Sempre Isaacman, quando alla NASA si è propagata la notizia del taglio del 24% al budget, taglio che è tutto concentrato sulle missioni scientifiche, molte delle quali dovrebbero essere chiuse, si è detto in piena sintonia con il Presidente e ha esortato i dipendenti a restare concentrati e lasciare la politica ai politici. Leggere per credere

Ora molti auspicano che i tagli vengano nuovamente annullati dal Congresso, ma sono anche tutti perfettamente consci che questo continuo antagonismo è deleterio per l’avanzamento della ricerca. Si direbbe che il Presidente che vuole sempre e comunque America first non si preoccupi affatto che gli USA stiano cedendo la loro posizione di leadership scientifica alla Cina. 

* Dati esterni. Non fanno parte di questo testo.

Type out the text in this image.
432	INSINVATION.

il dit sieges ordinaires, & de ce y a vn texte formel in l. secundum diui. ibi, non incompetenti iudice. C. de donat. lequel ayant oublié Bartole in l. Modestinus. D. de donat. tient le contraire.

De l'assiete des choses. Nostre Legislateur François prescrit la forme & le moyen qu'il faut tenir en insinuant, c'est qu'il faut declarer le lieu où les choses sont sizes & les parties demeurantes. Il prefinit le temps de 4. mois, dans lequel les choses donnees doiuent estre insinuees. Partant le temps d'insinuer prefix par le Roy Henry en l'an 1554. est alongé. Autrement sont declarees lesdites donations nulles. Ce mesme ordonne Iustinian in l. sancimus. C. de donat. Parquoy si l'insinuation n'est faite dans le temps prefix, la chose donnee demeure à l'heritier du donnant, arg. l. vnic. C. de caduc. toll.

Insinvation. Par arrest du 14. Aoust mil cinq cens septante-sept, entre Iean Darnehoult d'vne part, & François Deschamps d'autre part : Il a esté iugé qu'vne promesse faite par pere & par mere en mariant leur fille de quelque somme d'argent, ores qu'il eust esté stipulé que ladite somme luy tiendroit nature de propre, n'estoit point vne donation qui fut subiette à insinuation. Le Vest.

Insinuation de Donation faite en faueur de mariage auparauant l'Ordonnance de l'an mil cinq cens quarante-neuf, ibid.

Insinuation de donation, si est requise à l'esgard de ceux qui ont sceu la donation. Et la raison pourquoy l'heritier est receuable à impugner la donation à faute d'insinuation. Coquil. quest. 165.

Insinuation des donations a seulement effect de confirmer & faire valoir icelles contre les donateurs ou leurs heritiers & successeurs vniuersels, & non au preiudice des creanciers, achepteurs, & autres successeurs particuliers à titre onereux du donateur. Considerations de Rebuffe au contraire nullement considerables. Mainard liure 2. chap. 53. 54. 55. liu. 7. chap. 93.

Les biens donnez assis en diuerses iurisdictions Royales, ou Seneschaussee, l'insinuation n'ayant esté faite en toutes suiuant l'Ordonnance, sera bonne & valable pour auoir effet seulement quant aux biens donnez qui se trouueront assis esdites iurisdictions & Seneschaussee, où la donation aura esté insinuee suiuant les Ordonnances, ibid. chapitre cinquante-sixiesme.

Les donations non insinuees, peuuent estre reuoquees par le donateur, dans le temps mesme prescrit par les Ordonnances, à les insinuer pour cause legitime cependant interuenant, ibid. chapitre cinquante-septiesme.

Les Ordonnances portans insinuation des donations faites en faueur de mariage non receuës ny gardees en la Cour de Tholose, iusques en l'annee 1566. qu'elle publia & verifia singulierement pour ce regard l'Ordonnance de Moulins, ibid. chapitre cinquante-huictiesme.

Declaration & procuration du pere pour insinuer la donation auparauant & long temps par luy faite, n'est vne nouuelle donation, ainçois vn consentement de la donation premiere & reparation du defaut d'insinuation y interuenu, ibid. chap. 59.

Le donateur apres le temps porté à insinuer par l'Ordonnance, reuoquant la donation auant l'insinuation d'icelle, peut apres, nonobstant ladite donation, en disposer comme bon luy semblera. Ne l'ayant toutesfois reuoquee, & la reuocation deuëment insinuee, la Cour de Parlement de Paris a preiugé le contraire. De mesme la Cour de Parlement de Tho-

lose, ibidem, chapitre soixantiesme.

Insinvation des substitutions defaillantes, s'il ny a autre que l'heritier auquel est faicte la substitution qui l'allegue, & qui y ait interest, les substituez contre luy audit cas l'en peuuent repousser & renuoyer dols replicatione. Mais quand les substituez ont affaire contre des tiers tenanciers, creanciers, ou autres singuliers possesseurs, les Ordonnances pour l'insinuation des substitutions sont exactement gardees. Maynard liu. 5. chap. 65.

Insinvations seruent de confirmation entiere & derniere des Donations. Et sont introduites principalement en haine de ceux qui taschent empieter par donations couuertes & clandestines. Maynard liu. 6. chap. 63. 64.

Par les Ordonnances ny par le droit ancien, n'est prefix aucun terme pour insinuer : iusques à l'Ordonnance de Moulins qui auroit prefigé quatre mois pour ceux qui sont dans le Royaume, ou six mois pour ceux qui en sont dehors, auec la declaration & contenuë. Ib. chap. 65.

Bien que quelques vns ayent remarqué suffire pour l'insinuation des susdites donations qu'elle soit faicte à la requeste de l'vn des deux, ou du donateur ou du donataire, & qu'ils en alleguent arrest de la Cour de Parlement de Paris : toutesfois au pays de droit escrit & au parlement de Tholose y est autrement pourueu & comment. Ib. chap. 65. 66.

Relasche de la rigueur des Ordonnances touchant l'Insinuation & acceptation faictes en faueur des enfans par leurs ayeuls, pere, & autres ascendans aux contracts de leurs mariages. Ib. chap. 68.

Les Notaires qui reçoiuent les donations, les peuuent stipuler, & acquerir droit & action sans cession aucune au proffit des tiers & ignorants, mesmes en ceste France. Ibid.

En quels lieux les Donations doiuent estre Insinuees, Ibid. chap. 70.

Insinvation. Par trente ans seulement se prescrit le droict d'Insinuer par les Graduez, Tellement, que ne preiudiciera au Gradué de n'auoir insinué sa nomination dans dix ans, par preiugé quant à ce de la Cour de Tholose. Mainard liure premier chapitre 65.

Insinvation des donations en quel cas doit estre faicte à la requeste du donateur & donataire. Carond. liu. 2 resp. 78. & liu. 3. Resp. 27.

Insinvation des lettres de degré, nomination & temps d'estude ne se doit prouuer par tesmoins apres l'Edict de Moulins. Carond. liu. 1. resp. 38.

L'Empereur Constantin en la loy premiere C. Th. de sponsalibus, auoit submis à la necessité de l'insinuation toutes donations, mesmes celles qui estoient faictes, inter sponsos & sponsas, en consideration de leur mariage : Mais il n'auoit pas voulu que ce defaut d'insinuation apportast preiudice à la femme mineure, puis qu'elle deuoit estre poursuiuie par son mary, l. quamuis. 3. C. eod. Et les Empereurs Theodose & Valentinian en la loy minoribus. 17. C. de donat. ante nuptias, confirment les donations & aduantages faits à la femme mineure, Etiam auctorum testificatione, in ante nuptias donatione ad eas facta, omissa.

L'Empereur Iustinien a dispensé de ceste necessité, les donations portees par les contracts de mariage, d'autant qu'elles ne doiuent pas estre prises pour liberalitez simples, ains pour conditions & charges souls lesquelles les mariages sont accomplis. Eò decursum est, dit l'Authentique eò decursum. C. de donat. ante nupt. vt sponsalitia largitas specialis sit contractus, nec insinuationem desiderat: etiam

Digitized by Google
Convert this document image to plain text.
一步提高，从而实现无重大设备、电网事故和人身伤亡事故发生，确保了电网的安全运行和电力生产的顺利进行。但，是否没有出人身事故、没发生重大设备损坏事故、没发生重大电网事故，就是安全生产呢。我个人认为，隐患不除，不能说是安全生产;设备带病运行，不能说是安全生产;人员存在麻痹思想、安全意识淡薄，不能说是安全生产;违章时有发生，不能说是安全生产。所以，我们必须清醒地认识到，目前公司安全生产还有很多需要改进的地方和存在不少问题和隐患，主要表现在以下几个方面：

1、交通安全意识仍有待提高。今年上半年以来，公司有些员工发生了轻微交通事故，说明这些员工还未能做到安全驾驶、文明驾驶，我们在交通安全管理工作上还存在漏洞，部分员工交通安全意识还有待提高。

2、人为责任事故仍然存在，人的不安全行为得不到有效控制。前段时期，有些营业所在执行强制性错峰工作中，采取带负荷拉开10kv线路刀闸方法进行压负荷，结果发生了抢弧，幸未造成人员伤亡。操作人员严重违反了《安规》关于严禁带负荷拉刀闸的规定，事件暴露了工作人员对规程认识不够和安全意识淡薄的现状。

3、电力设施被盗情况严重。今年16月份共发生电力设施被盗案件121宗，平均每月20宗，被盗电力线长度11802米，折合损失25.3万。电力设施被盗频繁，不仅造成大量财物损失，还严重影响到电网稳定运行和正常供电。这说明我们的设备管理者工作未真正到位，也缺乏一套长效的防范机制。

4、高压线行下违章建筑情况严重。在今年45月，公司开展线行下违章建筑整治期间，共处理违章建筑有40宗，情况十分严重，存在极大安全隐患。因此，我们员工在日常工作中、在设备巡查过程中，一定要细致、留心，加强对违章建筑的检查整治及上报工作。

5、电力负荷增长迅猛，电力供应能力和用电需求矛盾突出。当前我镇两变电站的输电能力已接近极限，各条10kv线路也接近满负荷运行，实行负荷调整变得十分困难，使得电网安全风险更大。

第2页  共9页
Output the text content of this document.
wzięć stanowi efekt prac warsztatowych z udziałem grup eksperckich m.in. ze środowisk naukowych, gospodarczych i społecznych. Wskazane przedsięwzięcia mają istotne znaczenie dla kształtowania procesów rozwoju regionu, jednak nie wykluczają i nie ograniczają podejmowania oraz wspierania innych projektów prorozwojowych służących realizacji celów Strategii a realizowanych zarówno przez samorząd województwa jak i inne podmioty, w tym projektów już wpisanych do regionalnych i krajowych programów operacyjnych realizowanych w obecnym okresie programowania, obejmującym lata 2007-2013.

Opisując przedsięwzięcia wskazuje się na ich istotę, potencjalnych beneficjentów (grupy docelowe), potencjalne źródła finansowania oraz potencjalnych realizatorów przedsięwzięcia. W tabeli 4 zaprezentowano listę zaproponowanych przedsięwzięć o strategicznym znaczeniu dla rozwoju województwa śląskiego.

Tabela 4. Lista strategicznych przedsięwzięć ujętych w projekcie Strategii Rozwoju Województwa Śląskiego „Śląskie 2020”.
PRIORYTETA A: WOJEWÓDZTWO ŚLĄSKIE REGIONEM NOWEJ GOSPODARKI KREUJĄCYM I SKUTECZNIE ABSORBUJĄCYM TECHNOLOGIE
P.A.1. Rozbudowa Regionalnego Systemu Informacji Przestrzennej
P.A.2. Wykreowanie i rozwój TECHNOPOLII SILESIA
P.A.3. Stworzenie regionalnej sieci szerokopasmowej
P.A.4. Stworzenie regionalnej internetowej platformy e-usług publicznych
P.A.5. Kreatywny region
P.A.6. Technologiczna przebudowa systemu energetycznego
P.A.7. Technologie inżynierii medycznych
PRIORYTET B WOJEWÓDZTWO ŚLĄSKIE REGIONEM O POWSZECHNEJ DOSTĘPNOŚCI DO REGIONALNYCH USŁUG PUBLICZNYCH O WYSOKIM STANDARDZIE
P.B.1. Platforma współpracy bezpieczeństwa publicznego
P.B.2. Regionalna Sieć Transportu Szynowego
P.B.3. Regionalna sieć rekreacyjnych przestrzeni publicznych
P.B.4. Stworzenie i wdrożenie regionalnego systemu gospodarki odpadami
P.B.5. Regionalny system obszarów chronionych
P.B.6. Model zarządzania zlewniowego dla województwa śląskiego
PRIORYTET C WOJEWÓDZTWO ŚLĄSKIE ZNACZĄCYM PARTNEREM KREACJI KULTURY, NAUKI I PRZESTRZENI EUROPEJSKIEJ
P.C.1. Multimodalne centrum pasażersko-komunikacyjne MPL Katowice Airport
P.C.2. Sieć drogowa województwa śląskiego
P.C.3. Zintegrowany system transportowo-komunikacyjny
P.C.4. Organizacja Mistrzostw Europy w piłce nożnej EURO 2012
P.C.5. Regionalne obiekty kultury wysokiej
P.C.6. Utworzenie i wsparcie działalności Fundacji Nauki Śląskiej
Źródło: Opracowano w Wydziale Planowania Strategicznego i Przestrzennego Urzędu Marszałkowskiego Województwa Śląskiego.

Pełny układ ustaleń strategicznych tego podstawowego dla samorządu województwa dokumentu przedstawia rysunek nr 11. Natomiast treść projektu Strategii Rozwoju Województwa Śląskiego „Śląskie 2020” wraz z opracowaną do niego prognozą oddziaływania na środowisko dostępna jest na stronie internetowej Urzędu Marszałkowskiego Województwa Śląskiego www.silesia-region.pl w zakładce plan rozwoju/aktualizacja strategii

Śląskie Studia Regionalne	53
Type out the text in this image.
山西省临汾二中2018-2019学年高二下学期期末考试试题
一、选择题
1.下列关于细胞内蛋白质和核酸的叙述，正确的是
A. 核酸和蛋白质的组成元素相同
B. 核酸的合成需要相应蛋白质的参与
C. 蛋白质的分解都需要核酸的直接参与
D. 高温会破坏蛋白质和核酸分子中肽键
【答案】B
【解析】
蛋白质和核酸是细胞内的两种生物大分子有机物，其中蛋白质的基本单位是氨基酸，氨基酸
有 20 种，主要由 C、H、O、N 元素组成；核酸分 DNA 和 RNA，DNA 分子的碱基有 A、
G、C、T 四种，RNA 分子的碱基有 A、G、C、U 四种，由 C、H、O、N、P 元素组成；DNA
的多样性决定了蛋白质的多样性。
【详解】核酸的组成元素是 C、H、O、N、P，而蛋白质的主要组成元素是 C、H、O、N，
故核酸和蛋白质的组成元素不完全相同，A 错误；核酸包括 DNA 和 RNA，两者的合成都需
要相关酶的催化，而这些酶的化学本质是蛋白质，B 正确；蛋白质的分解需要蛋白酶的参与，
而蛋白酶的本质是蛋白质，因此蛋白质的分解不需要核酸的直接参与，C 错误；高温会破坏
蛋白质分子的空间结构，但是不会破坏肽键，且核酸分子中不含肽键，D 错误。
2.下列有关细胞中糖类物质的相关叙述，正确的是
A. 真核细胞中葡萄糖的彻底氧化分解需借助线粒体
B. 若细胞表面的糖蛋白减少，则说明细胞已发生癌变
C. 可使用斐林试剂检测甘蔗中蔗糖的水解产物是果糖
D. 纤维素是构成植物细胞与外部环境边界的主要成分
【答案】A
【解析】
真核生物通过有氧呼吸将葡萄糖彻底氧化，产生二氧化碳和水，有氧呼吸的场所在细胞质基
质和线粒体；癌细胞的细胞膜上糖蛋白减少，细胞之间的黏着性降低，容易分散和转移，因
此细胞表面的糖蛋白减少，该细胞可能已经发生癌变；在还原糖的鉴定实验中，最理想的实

Il 31 marzo è stato pubblicato un rapporto dell’OECD (Organisation for Economic Co-operation and Development) che esamina tutte le spese governative, industriali e militari in ricerca e sviluppo. Nel 2024, la Cina ha aumentato i finanziamenti R&D del 9,7%, quasi il triplo dell’aumento del 3,4% degli USA. Secondo l’OECD la Cina ha speso l’equivalente di 1,03 trilioni di dollari mentre gli Stati Uniti si sono fermati a quota 1,01. 

Per la cronaca, secondo l’Index del 2024 compilato da Nature utilizzando le 145 riviste più quotate del mondo in campo biomedico e delle scienze in generale, la Cina primeggia in modo eclatante rispetto agli USA.  In effetti, a fronte della crescita della Cina, Nature Index evidenzia una riduzione della percentuale degli articoli prodotti da ricercatori basati in istituzioni statunitensi. 

E si parla del 2024, anno di tranquillità, prima della guerra alla scienza del Presidente Trump.